为什么结果在左下角8.88178e-16而不是 0.0比如右上角?如何执行操作才能获得 [1.0 0.0; 0.0 1.0]作为结果。

有没有办法根据需要显示结果,但实际上象征性地执行矩阵运算,就像在 muPad 或其他一些符号评估器中一样?

最佳答案

正如评论中提到的,最好的方法是使用 Rational 类型。例如,A = Rational{Int}[1 2;3 4] , 以您想要的格式输出,A*float(inv(A)) .感谢@mschauer。

稍微说明一下,通常用于计算的浮点数精度有限,不能表示所有实数。因此,在使用浮点数进行操作时,您会遇到这些类型的错误。有关此问题的详细信息,请参阅评论中的链接。

然而,Julia 可以很容易地定义其他数字类型,并根据需要对它们进行操作。其中之一是有理数类型,它可以精确地表示分数。
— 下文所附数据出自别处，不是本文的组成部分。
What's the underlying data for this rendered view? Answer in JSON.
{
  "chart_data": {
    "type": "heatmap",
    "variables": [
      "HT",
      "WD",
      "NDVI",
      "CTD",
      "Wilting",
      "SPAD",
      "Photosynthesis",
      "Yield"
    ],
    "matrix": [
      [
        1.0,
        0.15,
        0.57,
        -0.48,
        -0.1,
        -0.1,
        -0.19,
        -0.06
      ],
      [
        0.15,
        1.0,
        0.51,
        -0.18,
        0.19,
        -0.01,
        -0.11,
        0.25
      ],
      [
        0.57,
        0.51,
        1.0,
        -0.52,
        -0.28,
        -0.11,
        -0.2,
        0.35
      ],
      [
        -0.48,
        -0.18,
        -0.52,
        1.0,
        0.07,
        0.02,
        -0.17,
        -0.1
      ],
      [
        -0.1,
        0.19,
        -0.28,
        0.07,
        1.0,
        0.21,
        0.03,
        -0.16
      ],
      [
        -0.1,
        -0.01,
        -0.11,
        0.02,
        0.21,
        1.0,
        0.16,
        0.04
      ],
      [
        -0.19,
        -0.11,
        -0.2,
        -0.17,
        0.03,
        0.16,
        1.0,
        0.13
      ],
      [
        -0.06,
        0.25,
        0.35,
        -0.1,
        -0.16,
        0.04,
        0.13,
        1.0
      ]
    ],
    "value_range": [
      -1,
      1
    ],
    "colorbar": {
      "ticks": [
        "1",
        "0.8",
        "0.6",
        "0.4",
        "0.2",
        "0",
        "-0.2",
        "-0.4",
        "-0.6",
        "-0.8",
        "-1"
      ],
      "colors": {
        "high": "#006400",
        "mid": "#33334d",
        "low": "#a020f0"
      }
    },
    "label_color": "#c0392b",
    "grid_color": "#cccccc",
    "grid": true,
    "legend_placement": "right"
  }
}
我们可以将数组创建为有理数:
julia> A = Rational{Int}[1 2;3 4] 2x2 Array{Rational{Int64},2}: 1//1 2//1 3//1 4//1
然后,对该数组的操作将返回精确的有理结果
julia> A*(inv(A)) 2x2 Array{Rational{Int64},2}: 1//1 0//1 0//1 1//1
如果我们希望结果为浮点数,则可以在计算结束时对其进行转换。
julia> float(A*(inv(A))) 2x2 Array{Float64,2}: 1.0 0.0 0.0 1.0
需要注意的是,默认情况下使用浮点数的原因是性能。 CPU 针对浮点数进行了优化,使用上述有理数会慢得多。但是,Julia 为您提供了工具,让您可以根据自己的需要自行做出选择。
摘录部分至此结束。